House Republicans leaders are also planning to accelerate new Medicaid work requirements to December 2026 from 2029 in a bid to satisfy ultraconservatives, according to a lawmaker familiar with the discussions. 

How deeply to cut safety-net programs such as food assistance and Medicaid health coverage for the poor and disabled has been a sticking point in reaching agreement on Trump’s tax bill, as Johnson attempts to navigate a narrow and fractious majority.

Harris and Norman spoke shortly after Johnson announced the SALT agreement on CNN. 

Johnson said there is “a chance” the package could come to a vote Wednesday.

But several ultraconservatives cast doubt on that. “There’s a long way to go,” said Representative Chip Roy of Texas, another Republican hardliner.

The speaker can only lose a handful of votes and still pass the bill, which is the centerpiece of Trump’s legislative agenda.

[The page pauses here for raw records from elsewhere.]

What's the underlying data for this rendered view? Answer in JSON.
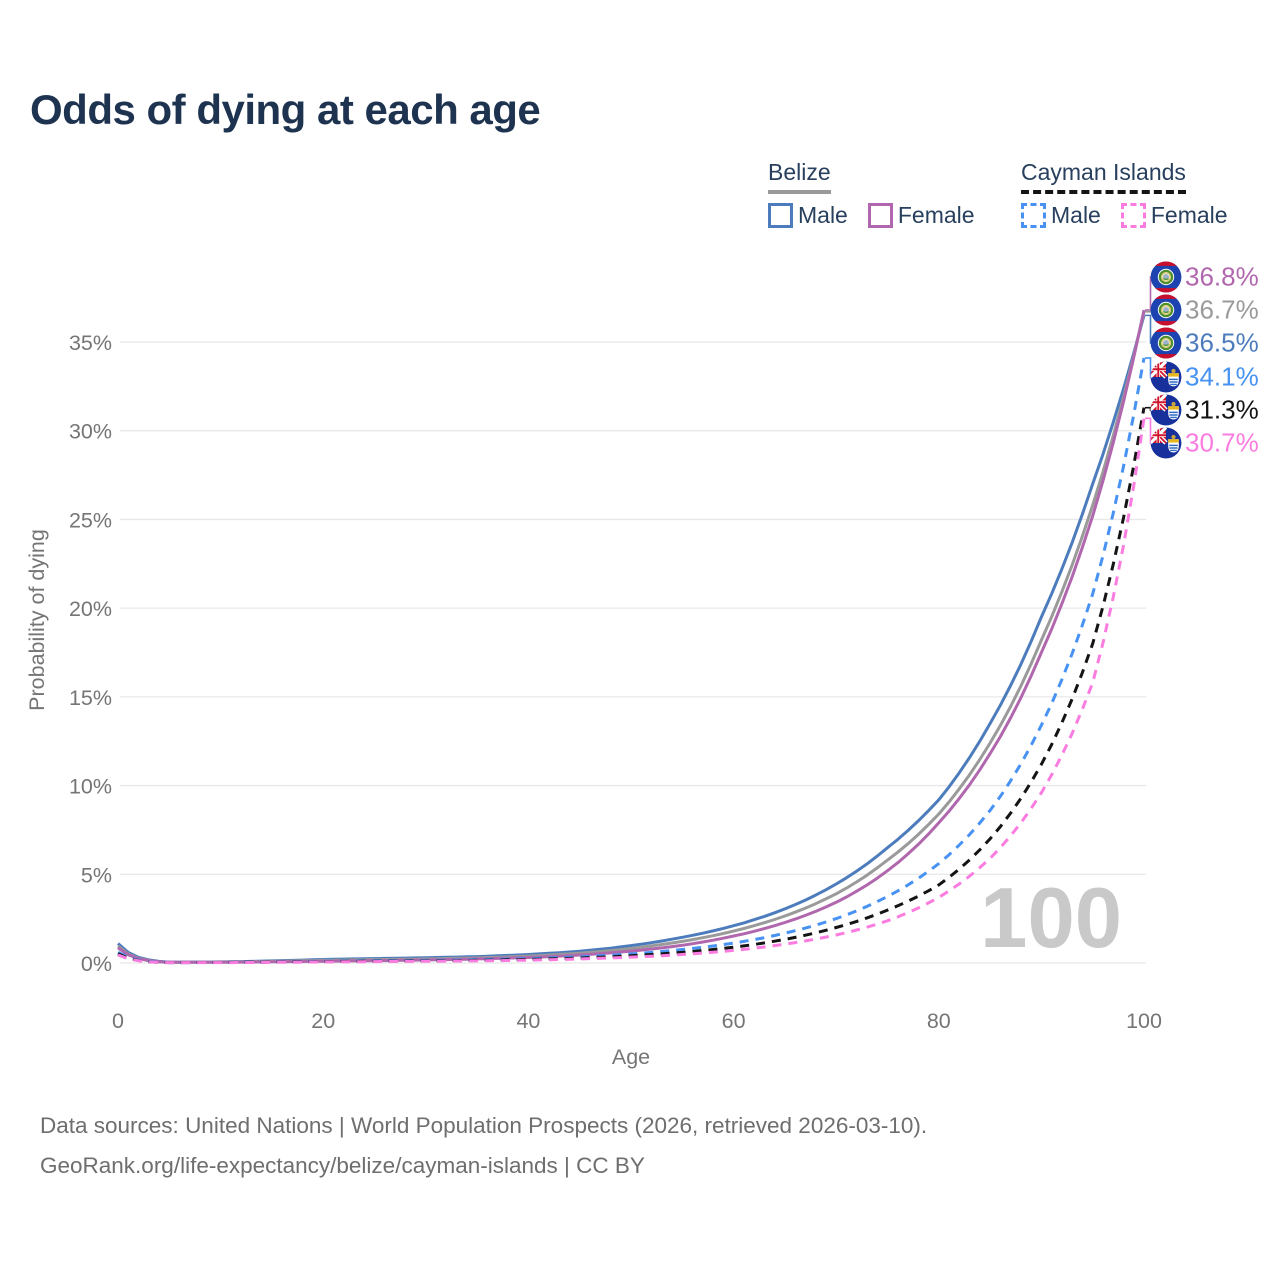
{
  "title": "Odds of dying at each age",
  "legend": {
    "groups": [
      {
        "name": "Belize",
        "underline_style": "solid",
        "underline_color": "#999999",
        "items": [
          {
            "label": "Male",
            "color": "#4d7cbd",
            "dashed": false
          },
          {
            "label": "Female",
            "color": "#b167ad",
            "dashed": false
          }
        ]
      },
      {
        "name": "Cayman Islands",
        "underline_style": "dashed",
        "underline_color": "#141414",
        "items": [
          {
            "label": "Male",
            "color": "#4792f2",
            "dashed": true
          },
          {
            "label": "Female",
            "color": "#fb7ce0",
            "dashed": true
          }
        ]
      }
    ]
  },
  "chart_data": {
    "type": "line",
    "title": "Odds of dying at each age",
    "xlabel": "Age",
    "ylabel": "Probability of dying",
    "xlim": [
      0,
      100
    ],
    "ylim": [
      0,
      37.5
    ],
    "xticks": [
      "0",
      "20",
      "40",
      "60",
      "80",
      "100"
    ],
    "xtick_values": [
      0,
      20,
      40,
      60,
      80,
      100
    ],
    "yticks": [
      "0%",
      "5%",
      "10%",
      "15%",
      "20%",
      "25%",
      "30%",
      "35%"
    ],
    "ytick_values": [
      0,
      5,
      10,
      15,
      20,
      25,
      30,
      35
    ],
    "grid": true,
    "legend_position": "top-right",
    "watermark": "100",
    "x": [
      0,
      5,
      10,
      15,
      20,
      25,
      30,
      35,
      40,
      45,
      50,
      55,
      60,
      65,
      70,
      75,
      80,
      85,
      90,
      95,
      100
    ],
    "series": [
      {
        "name": "Belize Male",
        "country": "Belize",
        "sex": "Male",
        "flag": "belize",
        "color": "#4d7cbd",
        "dashed": false,
        "end_label": "36.5%",
        "values": [
          1.1,
          0.05,
          0.06,
          0.12,
          0.2,
          0.25,
          0.3,
          0.36,
          0.48,
          0.66,
          0.98,
          1.45,
          2.1,
          3.05,
          4.45,
          6.5,
          9.2,
          13.5,
          19.5,
          27.0,
          36.5
        ]
      },
      {
        "name": "Belize Both sexes",
        "country": "Belize",
        "sex": "Both",
        "flag": "belize",
        "color": "#9a9a9a",
        "dashed": false,
        "end_label": "36.7%",
        "values": [
          0.95,
          0.04,
          0.05,
          0.09,
          0.15,
          0.19,
          0.23,
          0.29,
          0.39,
          0.55,
          0.82,
          1.22,
          1.8,
          2.65,
          3.9,
          5.8,
          8.4,
          12.4,
          18.2,
          25.8,
          36.7
        ]
      },
      {
        "name": "Belize Female",
        "country": "Belize",
        "sex": "Female",
        "flag": "belize",
        "color": "#b167ad",
        "dashed": false,
        "end_label": "36.8%",
        "values": [
          0.85,
          0.04,
          0.04,
          0.07,
          0.1,
          0.13,
          0.17,
          0.23,
          0.31,
          0.45,
          0.67,
          1.0,
          1.52,
          2.28,
          3.42,
          5.2,
          7.9,
          11.8,
          17.5,
          25.2,
          36.8
        ]
      },
      {
        "name": "Cayman Islands Male",
        "country": "Cayman Islands",
        "sex": "Male",
        "flag": "cayman",
        "color": "#4792f2",
        "dashed": true,
        "end_label": "34.1%",
        "values": [
          0.6,
          0.03,
          0.03,
          0.06,
          0.1,
          0.13,
          0.15,
          0.19,
          0.25,
          0.35,
          0.51,
          0.76,
          1.12,
          1.68,
          2.5,
          3.75,
          5.6,
          8.6,
          13.4,
          20.8,
          34.1
        ]
      },
      {
        "name": "Cayman Islands Both sexes",
        "country": "Cayman Islands",
        "sex": "Both",
        "flag": "cayman",
        "color": "#141414",
        "dashed": true,
        "end_label": "31.3%",
        "values": [
          0.52,
          0.02,
          0.03,
          0.05,
          0.08,
          0.1,
          0.12,
          0.15,
          0.2,
          0.28,
          0.41,
          0.6,
          0.89,
          1.33,
          2.0,
          2.98,
          4.4,
          7.0,
          11.2,
          18.0,
          31.3
        ]
      },
      {
        "name": "Cayman Islands Female",
        "country": "Cayman Islands",
        "sex": "Female",
        "flag": "cayman",
        "color": "#fb7ce0",
        "dashed": true,
        "end_label": "30.7%",
        "values": [
          0.45,
          0.02,
          0.02,
          0.04,
          0.06,
          0.08,
          0.1,
          0.12,
          0.16,
          0.23,
          0.33,
          0.48,
          0.71,
          1.06,
          1.58,
          2.38,
          3.7,
          5.9,
          9.6,
          15.8,
          30.7
        ]
      }
    ]
  },
  "footer": {
    "line1": "Data sources: United Nations | World Population Prospects (2026, retrieved 2026-03-10).",
    "line2": "GeoRank.org/life-expectancy/belize/cayman-islands | CC BY"
  }
}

The $40,000 SALT limit would phase out for annual incomes greater than $500,000 for the 10-year length of the bill, Lawler said. The income phaseout threshold would grow 1% a year over a decade, a person familiar with the matter said.

The cap is the same for both individual taxpayers and married couples filing jointly, the person added.

Another person described the income phase-out as gradual, so that taxpayers earning more than $500,000 would not be punished.

Several lawmakers —  New York’s Lawler, Nick LaLota, Andrew Garbarino and Elise Stefanik; New Jersey’s Tom Kean, and Young Kim of California — have threatened to reject any tax package that does not raise the SALT cap sufficiently.

The current write-off is capped at $10,000, a limit imposed in Trump’s first-term tax cut bill. Previously, there was no limit on the SALT deduction and the deduction would again be uncapped if Trump’s first-term tax law is allowed to expire at the end of this year.

Johnson’s plan expands upon the $30,000 cap for individuals and couples included in the initial version of the tax bill released last week. That draft called for phasing down the deduction for those earning $400,000 or more. That plan was quickly rejected by several lawmakers from high-tax districts who called the plan insultingly low.

The acceleration of new Medicaid work requirements could become an issue in the midterm elections — which fall just one month earlier — with Democrats eager to criticize Republicans for restricting health benefits for low-income households. 

House leaders’ initial version of legislation pushed back the new requirements until after the next presidential election.

The earlier date for the Medicaid work requirement could alienate several Republicans from swing districts concerned about cuts to the healthcare program. It is also likely to provoke a backlash in the Senate.

It will be very difficult for states to implement the work requirements in a year and a half, said Matt Salo, a consultant who advises health care companies and formerly worked for the National Association of Medicaid Directors.